Gomar menyatakan, pemikiran Rycko yang menghendaki agar pemerintah mengawasi setiap agenda ibadah yang digelar di tempat ibadah serta mengawasi tokoh agama yang menyampaikan dakwah atau khotbah hanya menunjukkan sikap frustrasi pemerintah yang tidak mampu mengatasi masalah radikalisme.

"Hal sedemikian ini merupakan arus balik dari cita-cita reformasi dan akan membawa kita kepada suasana etatisme pada masa orde baru," ucapnya.

Dia melanjutkan, masalah yang dihadapi Indonesia saat ini adalah kurang tegasnya pemerintah menghadapi berbagai ujaran kebencian yang mendorong budaya kekerasan di tengah masyarakat.

Bahkan, menurutnya, perilaku intoleran yang disertai dengan tindak kekerasan, apalagi atas nama agama, sering luput dari tindakan hukum oleh negara.

"Peradaban yang mengedepankan mereka yang bersuara keras, atau mengedepankan kebencian dan kekerasan, ini yang perlu mendapat perhatian kita bersama, untuk segera dihentikan," ucapnya.

Berangkat dari itu, Gomar meminta keseriusan dan tindakan tegas pemerintah atas ujaran kebencian, aksi intoleran dan tindak kekerasan, seturut hukum yang berlaku. Selain itu, ia juga mengajak seluruh elemen bangsa membudayakan cinta damai dan cinta kemanusiaan. Menurutnya, hal itu menjadi tugas bersama untuk mendidik masyarakat untuk sedia menerima orang atau kelompok yang berbeda, serta mengakomodasinya dalam membangun hidup bersama, termasuk mengakomodasi kebutuhan akan rumah ibadah, oleh umat beragamana apapun.

Di sisi lain, dia menambahkan, pemerintah pun perlu lebih peka mendengar kritik masyarakat, termasuk dari para tokoh agama atau pemdakwah.

"Jangan cepat-cepat menghakiminya sebagai bagian dari radikalisme," tutur Gomar.

Sebelumnya, Rycko mengusulkan agar semua tempat ibadah di bawah kontrol pemerintah.

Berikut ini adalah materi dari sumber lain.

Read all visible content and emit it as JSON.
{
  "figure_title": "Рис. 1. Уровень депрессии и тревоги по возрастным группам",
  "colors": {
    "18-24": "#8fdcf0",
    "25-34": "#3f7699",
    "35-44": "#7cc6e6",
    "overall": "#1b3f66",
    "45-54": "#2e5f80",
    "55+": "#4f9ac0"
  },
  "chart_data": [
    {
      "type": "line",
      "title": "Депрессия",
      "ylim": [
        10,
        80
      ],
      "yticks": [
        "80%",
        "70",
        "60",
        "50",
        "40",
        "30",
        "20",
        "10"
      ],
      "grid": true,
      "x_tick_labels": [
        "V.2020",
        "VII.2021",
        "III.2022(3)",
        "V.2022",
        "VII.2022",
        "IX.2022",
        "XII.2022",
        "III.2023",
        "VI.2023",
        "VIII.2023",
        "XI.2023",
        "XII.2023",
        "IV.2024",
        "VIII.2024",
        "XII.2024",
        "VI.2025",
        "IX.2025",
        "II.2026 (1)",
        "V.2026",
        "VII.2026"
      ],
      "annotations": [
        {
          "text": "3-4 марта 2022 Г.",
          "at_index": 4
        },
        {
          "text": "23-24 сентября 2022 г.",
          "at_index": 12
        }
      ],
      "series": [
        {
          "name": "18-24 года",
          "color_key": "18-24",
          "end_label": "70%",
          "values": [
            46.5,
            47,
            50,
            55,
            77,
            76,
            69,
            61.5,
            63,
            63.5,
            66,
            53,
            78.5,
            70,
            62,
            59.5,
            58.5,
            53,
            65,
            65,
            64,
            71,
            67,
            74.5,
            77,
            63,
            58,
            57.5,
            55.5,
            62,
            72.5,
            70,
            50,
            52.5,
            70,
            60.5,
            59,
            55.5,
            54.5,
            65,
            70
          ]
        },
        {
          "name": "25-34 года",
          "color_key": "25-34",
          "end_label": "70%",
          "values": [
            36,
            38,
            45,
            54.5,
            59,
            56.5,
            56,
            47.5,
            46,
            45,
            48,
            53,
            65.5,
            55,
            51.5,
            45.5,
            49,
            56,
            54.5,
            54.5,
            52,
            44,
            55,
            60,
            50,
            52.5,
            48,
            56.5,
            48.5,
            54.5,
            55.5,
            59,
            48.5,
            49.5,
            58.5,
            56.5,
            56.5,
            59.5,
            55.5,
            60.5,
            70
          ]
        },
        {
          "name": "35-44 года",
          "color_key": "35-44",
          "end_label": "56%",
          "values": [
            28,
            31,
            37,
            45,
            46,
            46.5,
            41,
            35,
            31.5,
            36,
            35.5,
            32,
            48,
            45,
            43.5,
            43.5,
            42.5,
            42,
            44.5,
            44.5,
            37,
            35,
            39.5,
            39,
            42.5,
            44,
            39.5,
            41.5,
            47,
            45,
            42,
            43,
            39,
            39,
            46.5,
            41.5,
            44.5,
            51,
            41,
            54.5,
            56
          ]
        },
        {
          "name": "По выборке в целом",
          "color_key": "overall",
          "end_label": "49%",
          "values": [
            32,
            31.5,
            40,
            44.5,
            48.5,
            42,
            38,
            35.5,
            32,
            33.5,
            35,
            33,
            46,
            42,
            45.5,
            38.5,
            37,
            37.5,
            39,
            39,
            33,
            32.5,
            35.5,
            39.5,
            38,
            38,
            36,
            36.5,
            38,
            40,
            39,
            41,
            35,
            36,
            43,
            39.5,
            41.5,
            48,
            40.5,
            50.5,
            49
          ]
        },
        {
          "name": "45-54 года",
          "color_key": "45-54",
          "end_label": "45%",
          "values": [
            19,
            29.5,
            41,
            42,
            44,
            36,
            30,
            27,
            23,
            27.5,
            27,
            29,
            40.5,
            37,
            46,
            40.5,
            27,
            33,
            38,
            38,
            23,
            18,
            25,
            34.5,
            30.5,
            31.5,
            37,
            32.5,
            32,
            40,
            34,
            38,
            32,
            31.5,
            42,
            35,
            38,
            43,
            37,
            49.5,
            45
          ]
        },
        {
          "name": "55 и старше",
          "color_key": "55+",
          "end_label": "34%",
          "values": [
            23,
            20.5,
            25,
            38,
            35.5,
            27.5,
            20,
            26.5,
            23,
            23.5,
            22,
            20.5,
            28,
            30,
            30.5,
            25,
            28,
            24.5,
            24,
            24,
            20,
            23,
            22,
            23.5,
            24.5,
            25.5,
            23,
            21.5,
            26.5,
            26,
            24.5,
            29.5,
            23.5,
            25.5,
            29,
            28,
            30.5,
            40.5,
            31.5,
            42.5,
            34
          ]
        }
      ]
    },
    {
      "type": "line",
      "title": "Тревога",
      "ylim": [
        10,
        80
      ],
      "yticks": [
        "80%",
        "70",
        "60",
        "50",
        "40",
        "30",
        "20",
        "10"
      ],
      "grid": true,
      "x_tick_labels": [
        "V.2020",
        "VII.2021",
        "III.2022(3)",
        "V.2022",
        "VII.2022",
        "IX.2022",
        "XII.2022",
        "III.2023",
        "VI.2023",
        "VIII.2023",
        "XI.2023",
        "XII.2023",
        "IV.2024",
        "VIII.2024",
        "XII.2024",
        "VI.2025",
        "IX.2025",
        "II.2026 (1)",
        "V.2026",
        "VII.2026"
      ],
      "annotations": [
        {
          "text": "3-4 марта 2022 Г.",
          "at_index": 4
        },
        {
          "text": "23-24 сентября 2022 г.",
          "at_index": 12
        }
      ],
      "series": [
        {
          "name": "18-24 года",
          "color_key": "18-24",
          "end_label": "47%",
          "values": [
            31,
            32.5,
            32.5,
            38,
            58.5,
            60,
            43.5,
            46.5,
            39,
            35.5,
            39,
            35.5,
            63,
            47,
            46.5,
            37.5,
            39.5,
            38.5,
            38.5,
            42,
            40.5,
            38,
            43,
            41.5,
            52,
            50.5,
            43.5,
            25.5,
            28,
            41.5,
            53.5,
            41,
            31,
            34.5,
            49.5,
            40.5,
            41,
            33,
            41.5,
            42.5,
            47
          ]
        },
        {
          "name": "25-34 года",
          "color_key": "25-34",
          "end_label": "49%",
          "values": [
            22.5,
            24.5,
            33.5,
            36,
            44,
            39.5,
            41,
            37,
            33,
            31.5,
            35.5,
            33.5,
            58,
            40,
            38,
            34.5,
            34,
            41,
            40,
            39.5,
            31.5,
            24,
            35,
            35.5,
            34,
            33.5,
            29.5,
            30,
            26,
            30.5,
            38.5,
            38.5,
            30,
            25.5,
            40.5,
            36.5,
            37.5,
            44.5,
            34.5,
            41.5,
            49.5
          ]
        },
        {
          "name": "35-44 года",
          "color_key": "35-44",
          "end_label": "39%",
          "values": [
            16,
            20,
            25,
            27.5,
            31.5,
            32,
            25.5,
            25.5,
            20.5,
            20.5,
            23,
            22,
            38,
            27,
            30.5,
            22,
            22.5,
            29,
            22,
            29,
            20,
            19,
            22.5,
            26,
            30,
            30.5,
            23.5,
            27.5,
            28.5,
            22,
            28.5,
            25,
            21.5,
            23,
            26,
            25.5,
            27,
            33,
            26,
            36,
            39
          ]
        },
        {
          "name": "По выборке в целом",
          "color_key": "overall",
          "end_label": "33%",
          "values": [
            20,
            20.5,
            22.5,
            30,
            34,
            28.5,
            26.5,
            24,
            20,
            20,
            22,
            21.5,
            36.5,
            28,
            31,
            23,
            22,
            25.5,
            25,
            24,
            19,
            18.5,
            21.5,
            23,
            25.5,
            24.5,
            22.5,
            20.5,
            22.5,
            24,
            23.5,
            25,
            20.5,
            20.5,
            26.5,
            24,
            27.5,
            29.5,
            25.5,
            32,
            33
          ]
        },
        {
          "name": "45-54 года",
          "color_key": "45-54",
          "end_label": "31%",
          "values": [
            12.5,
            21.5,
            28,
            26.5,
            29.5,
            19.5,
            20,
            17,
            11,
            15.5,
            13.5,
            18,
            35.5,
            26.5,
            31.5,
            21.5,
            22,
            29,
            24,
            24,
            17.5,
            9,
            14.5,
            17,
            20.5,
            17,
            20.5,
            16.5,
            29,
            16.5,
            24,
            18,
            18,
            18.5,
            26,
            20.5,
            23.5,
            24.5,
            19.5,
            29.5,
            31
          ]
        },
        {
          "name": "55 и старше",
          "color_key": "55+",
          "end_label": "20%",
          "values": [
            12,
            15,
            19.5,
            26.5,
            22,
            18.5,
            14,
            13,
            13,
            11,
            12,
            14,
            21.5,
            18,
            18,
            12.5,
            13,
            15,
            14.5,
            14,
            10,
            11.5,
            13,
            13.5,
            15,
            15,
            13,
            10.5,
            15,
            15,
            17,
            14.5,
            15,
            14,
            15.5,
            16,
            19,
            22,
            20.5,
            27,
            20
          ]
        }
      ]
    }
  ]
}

Usulan itu disampaikan Rycko merespons pernyataan anggota Komisi III DPR dari Fraksi PDIP Safaruddin dalam rapat bersama Komisi III DPR pada Senin, 4 September 2023.

Safaruddin menyampaikan informasi ada masjid di wilayah Kalimantan Timur yang kerap digunakan untuk menyampaikan kritik kepada pemerintah.

"Kami di Kalimantan Timur Pak, ada masjid di Balikpapan, tapi tiap hari mengkritik pemerintah di situ Pak, di dekat lapangan Merdeka itu," kata Safaruddin.

Menurut dia, kasus tersebut mestinya menjadi perhatian bagi BUMN. Apalagi ada data yang menyebut sejumlah BUMN telah disusupi gerakan radikal.

Merespons Safaruddin, Rycko ingin meniru aturan yang telah berlaku di Malaysia, Singapura, beberapa negara di Timur Tengah, hingga Afrika. Menurutnya, masjid atau tempat ibadah sepenuhnya di bawah kontrol pemerintah.

Menurut dia, langkah itu bisa diikuti pemerintah Indonesia. Seluruh tempat ibadah dikontrol pemerintah.

"Mungkin dalam kesempatan yang baik ini kita perlu memiliki sebuah mekanisme untuk melakukan kontrol terhadap seluruh tempat ibadah. Bukan hanya masjid tapi semua tempat peribadatan kita," kata dia.

Rycko menjelaskan pemerintah dapat mengawasi setiap agenda ibadah yang digelar suatu tempat ibadah. Selain itu, juga mengawasi tokoh agama yang menyampaikan dakwah atau khotbah. Menurutnya, hal ini demi menghindari hadirnya narasi kekerasan di tempat ibadah.

"Siapa saja yang boleh memberikan menyampaikan konten di situ. Termasuk mengontrol isi daripada konten. Supaya tempat-tempat ibadah kita ini tidak dijadikan alat untuk menyebarkan ajaran-ajaran kekerasan," kata dia.

"Kita perlu belajar kepada negara-negara tetangga kita, Singapura, Malaysia. Negara-negara Timur Tengah, negara-negara di Afrika pun mereka sudah memiliki mekanisme kontrol terhadap tempat ibadah ini," imbuhnya.